Dtsch Med Wochenschr 2012; 137 - A318
DOI: 10.1055/s-0032-1323481

„Safer use“ als jugendgerechte Präventionsstrategie? – Abkehr vom Abstinenzpostulat und Entwicklungen des Alkoholkonsums bei Jugendlichen

W Settertobulte 1
  • 1GE-F-A-S Gesellschaft für angewandte Sozialforschung, Enger, NRW

Der Konsum alkoholischer Getränke ist Teil unserer Alltagskultur. Er gehört in der Welt der Erwachsenen zu vielen sozialen Gelegenheiten dazu und erfüllt zahlreiche Funktionen. Die Lebensphase Jugend ist–auch–geprägt von der Aufgabe, gesellschaftliche Konventionen auszuprobieren, zu reflektieren und ein eigenes Verhältnis dazu zu entwickeln. Bezüglich Alkohol ist das Erlernen eines mäßigen verantwortungsbewussten Konsumverhaltens das optimale Entwicklungsziel. Die meisten jungen Menschen entwickeln, trotz einschlägiger Trunkenheitserfahrungen, kein Alkoholproblem. Anders fällt die Prognose aus, wenn es zu psychischen oder sozialen Problemstellungen in der Jugendphase kommt und Alkohol konsumiert wird, um mit problematischen Lebenssituationen fertig zu werden. Je früher im Lebenslauf dies auftritt, umso größer ist das Risiko für körperliche und psychische Abhängigkeit. Bevölkerungsbezogene Surveystudien zeigen, dass der Alkoholkonsum allgemein zurückgeht, auch bei Jugendlichen. Gleichzeitig machen aber Jugendliche heute ihre ersten Erfahrungen mit Alkohol und Rausch früher als je zuvor. Zum früheren Einstieg kommt eine Veränderung des Trinkstils hinzu. Innerhalb kurzer Zeit werden große Mengen Alkoholika getrunken, meist Spirituosen, oft mit dem expliziten Ziel, sich möglichst schnell in einen tiefen Rausch zu versetzen. Hier wird der Alkohol von der Genussfunktion weg zu einer reinen Wirkungsfunktion gebracht. Vor dem Hintergrund dieser Erkenntnisse setzt sich ein Wandel in den Präventionsstrategien weg vom generellen Abstinenzpostulat hin zu Strategien zum verantwortungsvollen und sicheren Gebrauch zunehmend durch. Zwar geht es immer noch um den möglichst späten Einstieg in den Alkoholkonsum, die Vermittlung von Konsumkompetenzen und die Erreichung von sog. Punktnüchternheit geraten immer mehr in den Vordergrund. Dies erhöht deutlich den Bezug zur real existierenden jugendlichen Lebenswelt und damit die Glaubwürdigkeit der Alkoholprävention.

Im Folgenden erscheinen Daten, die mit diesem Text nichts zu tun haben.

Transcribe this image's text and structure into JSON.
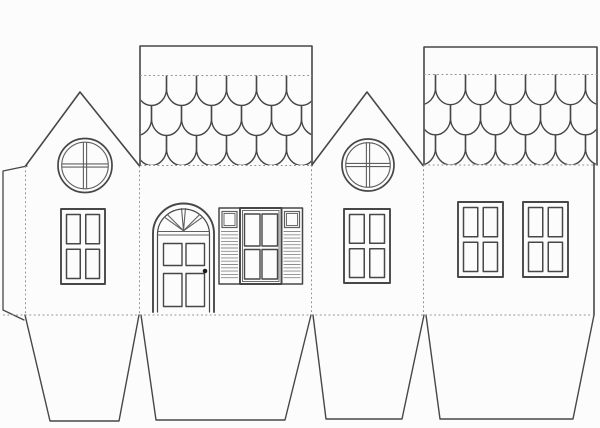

Literatur: Hurrelmann, K. & Settertobulte, W. (2008). Alkohol – kulturelle Prägung und Problemverhalten. In: Aus Politik und Zeitgeschichte, 28/2008, S. 9 – 14.

Settertobulte, W. (2010). Die Bedeutung von Alkohol und Rausch in der Lebensphase Jugend. In: Niekrenz, Y. & Ganguin, S. (Hrsg.): Jugend und Rausch – Interdisziplinäre Zugänge zu jugendlichen Erfahrungswelten. Weinheim, München: Juventa Verlag, S. 73 – 84.